The image creation was also done through AI, as noted. It was accomplished through a locally hosted release of Stable Diffusion. It required a couple hundred GBs of different models (data sets that Stable Diffusion pulls from to create the final output) downloaded along with quite a bit of time for each image rendered on my GPU, with more time needed for the images I created as I went for a "larger" resolution of 1000x563. Each image required several iterations on a theme, very precise wording, very specific details entered in on what you did and did not want included in the results. Even then, the results were often not what you wanted. This article with an AI generated "photo" of Andre the Giant? I think I tried half a dozen different models, and something like 40-50 different renders before I found one that was close to what I thought was usable.

This "photo" of John Cena was also a very time consuming project, though it admittedly was a little less time consuming than Andre was. Yet you still needed to use inclusive words such as "john cena, standing, on a movie set, wearing a soft cotton shirt, the shirt is blue, realistic proportions, realistic eyes, realistic facial features, realistic lighting, dslr, photorealistic, photo realistic, photo, photograph, dark background, soft gaussian blur, realistic eyes, realistic pupils, canon eos 90d, nikon d850, etc." You get the idea. And it also had to include things that you did not want such as: "cartoon, fake, exaggerated features, detailed background, painting, paint, fantasy, disfigured face, disfigured features, etc." You also sometimes had to add "weights" to some of the prompts to ensure that the AI generation either placed more emphasis on those features or less.

All of the images, even the obviously fake ones, took way more time to create than I care to admit. I'm talking about maybe a couple of dozen hours over the course of a week or two. Then you factor in the time for the text creation and everything else. It adds up.

It was a nightmare. I undoubtedly put more effort and time into those fake articles than if I had simply wrote them all from scratch in the first place. What I'm getting at here is that AI generation isn't just some super easy thing if you are going for quality output.

I suppose when your goal is just to churn out upwards of 250 articles per week, you aren't concerned with quality in the slightest. You just want to oversaturate search results everywhere and the quality of your output be damned.

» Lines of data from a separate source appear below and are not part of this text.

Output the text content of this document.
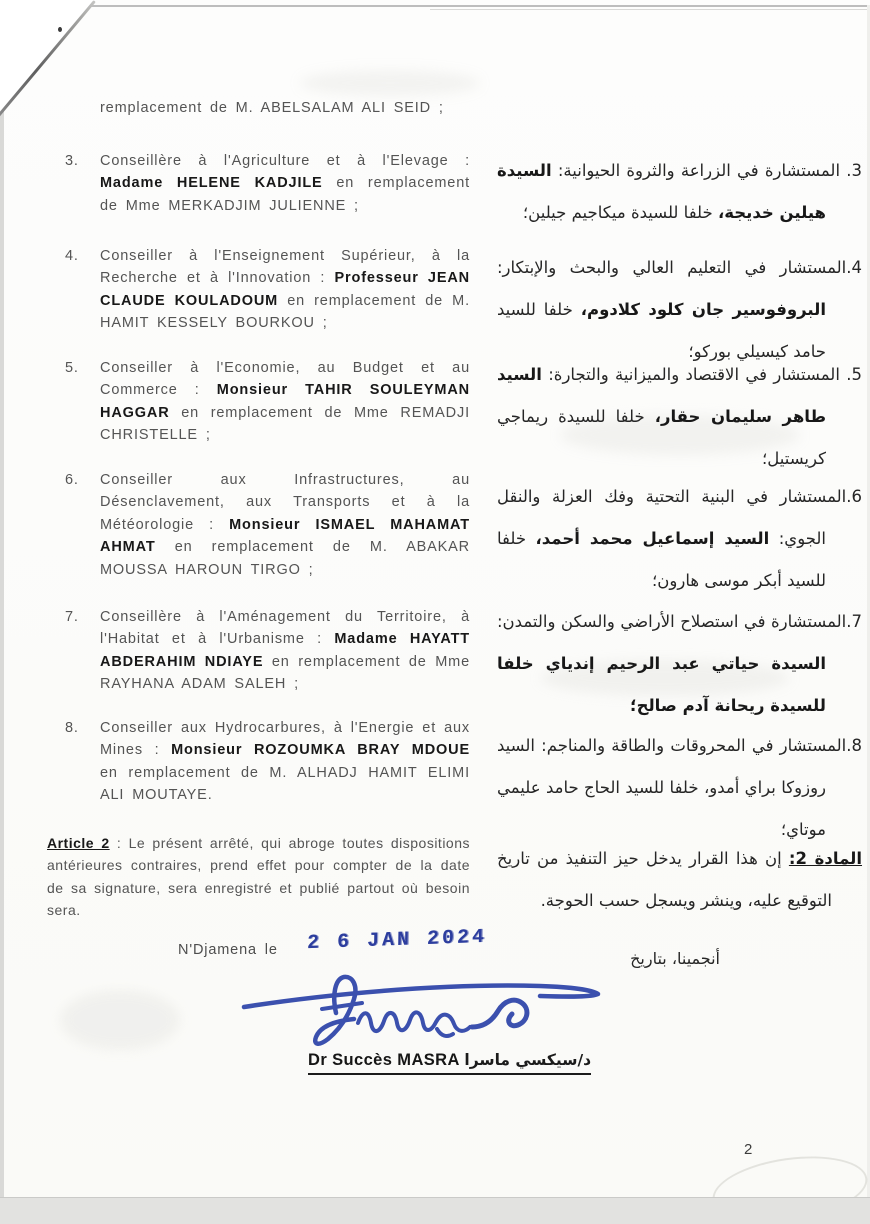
remplacement de M. ABELSALAM ALI SEID ;
3. Conseillère à l'Agriculture et à l'Elevage : Madame HELENE KADJILE en remplacement de Mme MERKADJIM JULIENNE ;
4. Conseiller à l'Enseignement Supérieur, à la Recherche et à l'Innovation : Professeur JEAN CLAUDE KOULADOUM en remplacement de M. HAMIT KESSELY BOURKOU ;
5. Conseiller à l'Economie, au Budget et au Commerce : Monsieur TAHIR SOULEYMAN HAGGAR en remplacement de Mme REMADJI CHRISTELLE ;
6. Conseiller aux Infrastructures, au Désenclavement, aux Transports et à la Météorologie : Monsieur ISMAEL MAHAMAT AHMAT en remplacement de M. ABAKAR MOUSSA HAROUN TIRGO ;
7. Conseillère à l'Aménagement du Territoire, à l'Habitat et à l'Urbanisme : Madame HAYATT ABDERAHIM NDIAYE en remplacement de Mme RAYHANA ADAM SALEH ;
8. Conseiller aux Hydrocarbures, à l'Energie et aux Mines : Monsieur ROZOUMKA BRAY MDOUE en remplacement de M. ALHADJ HAMIT ELIMI ALI MOUTAYE.
Article 2 : Le présent arrêté, qui abroge toutes dispositions antérieures contraires, prend effet pour compter de la date de sa signature, sera enregistré et publié partout où besoin sera.
N'Djamena le
3. المستشارة في الزراعة والثروة الحيوانية: السيدة هيلين خديجة، خلفا للسيدة ميكاجيم جيلين؛
4.المستشار في التعليم العالي والبحث والإبتكار: البروفوسير جان كلود كلادوم، خلفا للسيد حامد كيسيلي بوركو؛
5. المستشار في الاقتصاد والميزانية والتجارة: السيد طاهر سليمان حقار، خلفا للسيدة ريماجي كريستيل؛
6.المستشار في البنية التحتية وفك العزلة والنقل الجوي: السيد إسماعيل محمد أحمد، خلفا للسيد أبكر موسى هارون؛
7.المستشارة في استصلاح الأراضي والسكن والتمدن: السيدة حياتي عبد الرحيم إندياي خلفا للسيدة ريحانة آدم صالح؛
8.المستشار في المحروقات والطاقة والمناجم: السيد روزوكا براي أمدو، خلفا للسيد الحاج حامد عليمي موتاي؛
المادة 2: إن هذا القرار يدخل حيز التنفيذ من تاريخ التوقيع عليه، وينشر ويسجل حسب الحوجة.
أنجمينا، بتاريخ
2 6 JAN 2024
Dr Succès MASRA د/سيكسي ماسرا
2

I used AI tools simply for a joke, for resurrecting an April Fools blast from the past that we had before here with CS-Nation. There isn't a single time where I would ever seriously consider using AI generation for actual content output. Sure, you can have way more content going up at TGN here if I did that, but it would all be trash. I mean, it would be more trash than my usual garbage. Every article would just be this super formulaic nonsense that has no heart or soul. Each article would be like all of those other ones you find online where there are like 3-5 paragraphs of the most generic information about a topic before it finally gets to the point of why you stumbled on the article in the first place.

Fuck that. And fuck literally any company that seriously thinks about going this AI generated content route, especially after laying off dozens of employees not even three months prior.